User confusion (and developer confusion) about the difference between .ttf and .otf uis rather prelevant, and there are still a considerable chunk of people who thing .ttf → TrueType → no OpenType layout, and .otf → OpenType → OpenType layout.

The sfntVersion is another source of confusion, so I agree with Behdad comment on the other issue that it should always be OTTO. Other values supported by implmentations should be documented as legacy (0x00010000 and true).

khaledhosny commented 4 years ago

OpenType now has a lot more than two glyphs representation tables, so signaling out glyf/CFF is not helping.

simoncozens commented 4 years ago

It still has the concept (I believe) of a primary outline representation format. I don’t think a MSOT font is valid without at least glyf, CFF or CFF2. (I don’t know if this is formally documented outside of CommonType yet or just de facto.) So SVG or the bitmap formats are secondary glyph representation formats, but talking about glyf/CFF(/CFF2) does make sense.

simoncozens commented 4 years ago

This page is very relevant to this discussion: https://simoncozens.github.io/test-fonts/

khaledhosny commented 4 years ago

Using sfntVersion to detect whether the fonts has glyf/loca or CFF table is still redundant since the presence or absence of these tables can be checked for already (and the sfntVersion can’t be blindly trusted anyway). They don’t need this special privilege. Any decision based on sfntVersion is redundant at best, misguided at worst. But it is probably a too much of a breaking change for current OpenType spec.

behdad commented 4 years ago

I don’t think a MSOT font is valid without at least glyf, CFF or CFF2.

Huh? The CBDT/CLBC fonts like Noto Color Emoji don't have a glyf/CFF/CFF2.

PeterConstable commented 4 years ago

I'm not sure if the OT spec, up to now, has had a clear statement on whether an "OpenType font" could be bitmap-only.
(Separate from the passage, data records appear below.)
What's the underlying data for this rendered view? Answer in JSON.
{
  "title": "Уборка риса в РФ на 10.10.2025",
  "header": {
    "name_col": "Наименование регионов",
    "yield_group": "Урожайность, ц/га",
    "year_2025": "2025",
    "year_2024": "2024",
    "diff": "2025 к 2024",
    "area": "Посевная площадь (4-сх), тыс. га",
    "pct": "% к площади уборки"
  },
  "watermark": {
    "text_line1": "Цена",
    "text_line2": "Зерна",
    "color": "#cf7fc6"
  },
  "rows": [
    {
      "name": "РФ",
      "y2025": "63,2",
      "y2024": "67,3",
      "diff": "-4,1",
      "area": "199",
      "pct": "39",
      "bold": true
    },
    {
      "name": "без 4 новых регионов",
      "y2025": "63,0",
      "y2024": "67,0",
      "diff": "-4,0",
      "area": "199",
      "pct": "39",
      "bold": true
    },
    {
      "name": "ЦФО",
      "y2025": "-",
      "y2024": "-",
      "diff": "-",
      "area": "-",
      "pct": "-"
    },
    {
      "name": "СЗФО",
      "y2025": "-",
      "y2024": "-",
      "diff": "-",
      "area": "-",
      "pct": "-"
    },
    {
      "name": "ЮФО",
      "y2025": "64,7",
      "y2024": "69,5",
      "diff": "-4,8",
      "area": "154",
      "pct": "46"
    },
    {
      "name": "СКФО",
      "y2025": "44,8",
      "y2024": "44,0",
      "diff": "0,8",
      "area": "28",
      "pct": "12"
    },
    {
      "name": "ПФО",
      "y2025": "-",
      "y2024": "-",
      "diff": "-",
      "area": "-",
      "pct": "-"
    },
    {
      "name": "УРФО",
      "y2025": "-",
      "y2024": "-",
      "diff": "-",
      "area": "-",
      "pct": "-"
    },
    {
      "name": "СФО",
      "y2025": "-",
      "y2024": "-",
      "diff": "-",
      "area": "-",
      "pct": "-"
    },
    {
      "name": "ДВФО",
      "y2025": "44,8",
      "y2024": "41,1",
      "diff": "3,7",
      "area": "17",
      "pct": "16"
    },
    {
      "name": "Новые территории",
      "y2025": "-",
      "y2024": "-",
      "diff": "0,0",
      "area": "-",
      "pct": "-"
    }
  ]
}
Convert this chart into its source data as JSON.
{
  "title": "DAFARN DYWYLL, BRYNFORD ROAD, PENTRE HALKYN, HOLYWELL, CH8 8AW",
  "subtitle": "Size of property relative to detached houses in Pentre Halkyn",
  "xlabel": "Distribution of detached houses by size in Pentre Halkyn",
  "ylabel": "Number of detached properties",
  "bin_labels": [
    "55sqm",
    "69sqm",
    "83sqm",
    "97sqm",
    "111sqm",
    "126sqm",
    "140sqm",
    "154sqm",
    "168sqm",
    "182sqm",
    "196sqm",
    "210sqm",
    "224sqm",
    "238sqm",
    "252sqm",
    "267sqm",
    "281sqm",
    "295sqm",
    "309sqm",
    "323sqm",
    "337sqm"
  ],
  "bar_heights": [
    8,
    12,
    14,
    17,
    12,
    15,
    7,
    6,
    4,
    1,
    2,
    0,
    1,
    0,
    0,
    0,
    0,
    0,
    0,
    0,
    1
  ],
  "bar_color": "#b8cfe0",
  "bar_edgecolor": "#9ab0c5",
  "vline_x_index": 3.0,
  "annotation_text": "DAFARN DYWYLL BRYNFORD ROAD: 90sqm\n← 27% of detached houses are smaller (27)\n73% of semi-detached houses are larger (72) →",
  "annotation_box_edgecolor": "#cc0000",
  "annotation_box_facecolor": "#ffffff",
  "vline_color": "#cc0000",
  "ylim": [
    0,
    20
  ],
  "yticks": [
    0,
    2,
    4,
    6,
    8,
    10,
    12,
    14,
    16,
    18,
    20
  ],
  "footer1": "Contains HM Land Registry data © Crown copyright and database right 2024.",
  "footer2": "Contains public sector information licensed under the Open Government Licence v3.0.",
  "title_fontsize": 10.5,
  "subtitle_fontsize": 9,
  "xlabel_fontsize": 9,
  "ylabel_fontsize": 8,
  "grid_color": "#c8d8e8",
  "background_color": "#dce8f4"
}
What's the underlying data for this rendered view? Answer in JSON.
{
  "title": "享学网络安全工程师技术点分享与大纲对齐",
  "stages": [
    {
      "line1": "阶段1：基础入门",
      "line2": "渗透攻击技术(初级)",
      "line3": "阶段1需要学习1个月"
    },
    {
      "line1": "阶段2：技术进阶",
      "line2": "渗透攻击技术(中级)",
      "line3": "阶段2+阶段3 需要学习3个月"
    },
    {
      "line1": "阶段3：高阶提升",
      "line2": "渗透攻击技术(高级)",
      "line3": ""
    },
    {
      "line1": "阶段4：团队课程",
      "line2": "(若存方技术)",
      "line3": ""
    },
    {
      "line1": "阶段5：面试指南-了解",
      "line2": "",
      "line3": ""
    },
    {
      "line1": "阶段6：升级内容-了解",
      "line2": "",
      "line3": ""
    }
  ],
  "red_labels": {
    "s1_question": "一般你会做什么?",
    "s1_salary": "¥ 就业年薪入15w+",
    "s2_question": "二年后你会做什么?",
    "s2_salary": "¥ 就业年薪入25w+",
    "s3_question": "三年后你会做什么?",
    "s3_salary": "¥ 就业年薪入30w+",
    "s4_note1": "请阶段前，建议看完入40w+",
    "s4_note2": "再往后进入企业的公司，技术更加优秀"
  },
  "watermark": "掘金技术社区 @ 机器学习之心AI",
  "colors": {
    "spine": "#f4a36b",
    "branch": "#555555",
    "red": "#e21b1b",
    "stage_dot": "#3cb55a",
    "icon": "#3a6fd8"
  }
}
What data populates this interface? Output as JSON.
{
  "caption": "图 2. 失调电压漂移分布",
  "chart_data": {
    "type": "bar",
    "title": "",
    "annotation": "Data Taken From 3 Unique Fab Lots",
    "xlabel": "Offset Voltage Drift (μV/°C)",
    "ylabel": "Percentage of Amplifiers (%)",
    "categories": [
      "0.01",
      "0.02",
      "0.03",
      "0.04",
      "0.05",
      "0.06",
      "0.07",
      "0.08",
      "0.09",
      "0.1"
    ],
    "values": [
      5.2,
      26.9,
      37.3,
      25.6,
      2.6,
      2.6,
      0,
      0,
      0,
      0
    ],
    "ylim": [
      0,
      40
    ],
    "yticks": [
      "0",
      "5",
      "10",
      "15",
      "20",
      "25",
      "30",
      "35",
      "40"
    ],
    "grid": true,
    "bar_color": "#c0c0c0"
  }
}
Apple's TT spec appears to state that a bitmap-only font is not considered a TT font:

Table 2: The required tables

Tag Table
'cmap' character to glyph mapping
'glyf' glyph data
'head' font header
'hhea' horizontal header
'hmtx' horizontal metrics
'loca' index to location
'maxp' maximum profile
'name' naming
'post' PostScript

Warning! Apple makes a distinction between a "TrueType font" (which refers to a particular font outline definition technology) and an "sfnt-housed font," which refers to any font which uses the same packaging format as a TrueType font: that is, it uses the same directory structure and the same table format and meaning for any tables present.

This is an important distinction, because Apple supports other varieties of sfnt-housed font on OS X and iOS, most notably bitmap-only fonts and OpenType fonts. Informally, people often refer to any sfnt-housed font as a "TrueType font," but this is strictly speaking inaccurate.

Unlike Apple's TT spec, the OT spec hasn't listed 'glyf' or 'CFF' as required tables—understandable since OT (vs. TTO) allowed one or the other outline format. On the other hand, it does have this statement in the intro to the OT Font File chapter:

An OpenType font file contains data, in table format, that comprises either a TrueType or a PostScript outline font.

It's unambiguous that the CBDT and CBLC can be considered OT tables. But less clear whether, by strict terms of the current spec, whether a font with bitmap tables but not glyf/CFF/CFF2 is an "OpenType font".

I'd be happy to see discussion on that point. But it's a separate issue from this issue regarding file extension recommendations.

behdad commented 4 years ago

Note that in the Free Software world, when we dropped support for non-OT fonts, we told people they can use EBDT-only fonts to convert their bitmap fonts into OT. Some even started using .otb to refer to those. I think that's a legitimate use of the format.